A walk on the bipolar side

Friday, August 06, 2004

When mood stablizers don't.

Sometimes it's a struggle to want to keep doing simple things, like breathing. Mostly that occurs when my bullshit threshold has been overrun and I start realizing how useless I really am.

The friends I have here all have significant others, so I'm just a third wheel and in the way. I don't want to spend too much time with them because I know they have lives and don't need a walking reminder of how things can go so wrong.

The friends I left back in Tulsa have enough problems of their own and I don't need to bother them with how lousy I'm feeling down here.

Joe's busy trying to get his stuff unpacked and organized into Kris' apartment. I get one email a day from him and they're mostly just updates on how his search for work and adjustment to Columbia is going. Not even a hint of affection in them. He may not be putting things in writing, but I can read between the lines. Maybe he's being cautious because he's emailing me from a profile on Kris' computer, but it may also be I'm just being slowly dropped.

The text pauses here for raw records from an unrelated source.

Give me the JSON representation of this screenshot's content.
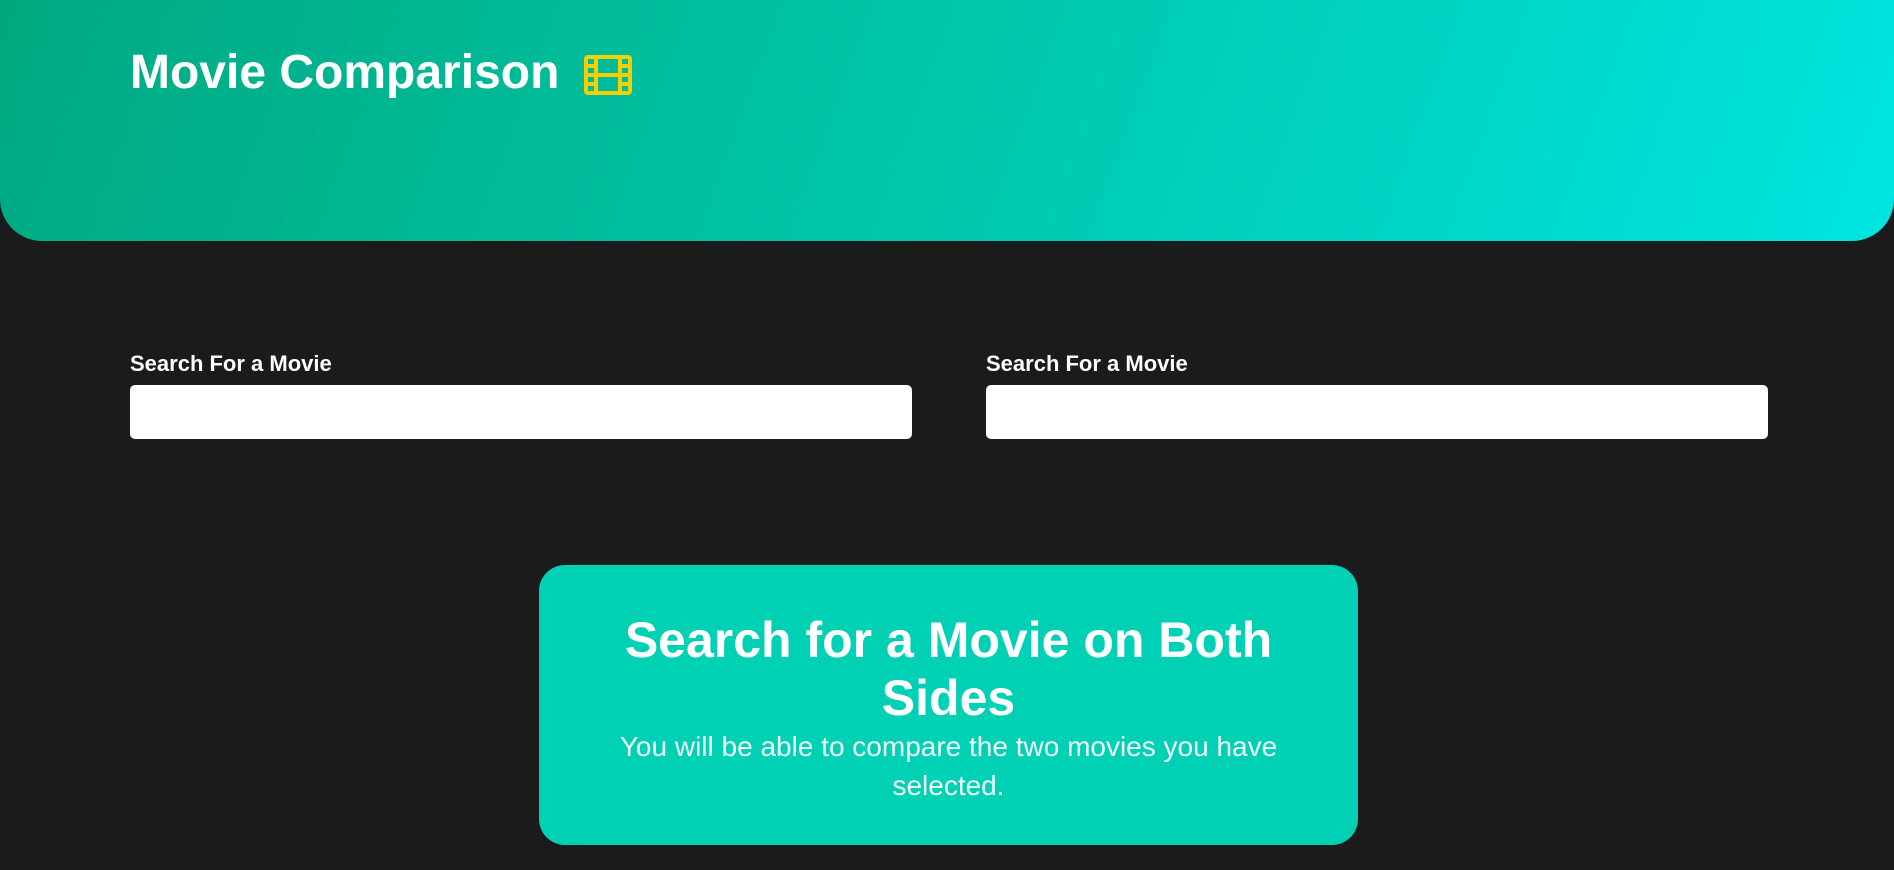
{
  "header": {
    "title": "Movie Comparison",
    "icon": "film-icon",
    "gradient_start": "#00a87f",
    "gradient_end": "#00e5e1",
    "icon_color": "#f5d000"
  },
  "search": {
    "left": {
      "label": "Search For a Movie",
      "value": "",
      "placeholder": ""
    },
    "right": {
      "label": "Search For a Movie",
      "value": "",
      "placeholder": ""
    }
  },
  "prompt": {
    "heading": "Search for a Movie on Both Sides",
    "text": "You will be able to compare the two movies you have selected.",
    "background": "#00d0b4"
  },
  "page": {
    "background": "#1b1b1b"
  }
}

If I just disappeared or died... would anyone really notice? Or care?

No, this isn't some online suicide note... I'm not in that bad of shape yet. However, when I get depressed, I just don't have privacy enough to work through the mood because I don't want to expose those I live with to what I'm living with. I don't want to have to explain to Alex why I'm feeling like crying and I know Fred doesn't want to deal with it. I could go down to my car, but that has a danger all it's own - if I do get bad enough, what's to stop me from starting it up and driving off a bridge? I don't want to be a danger to anyone else.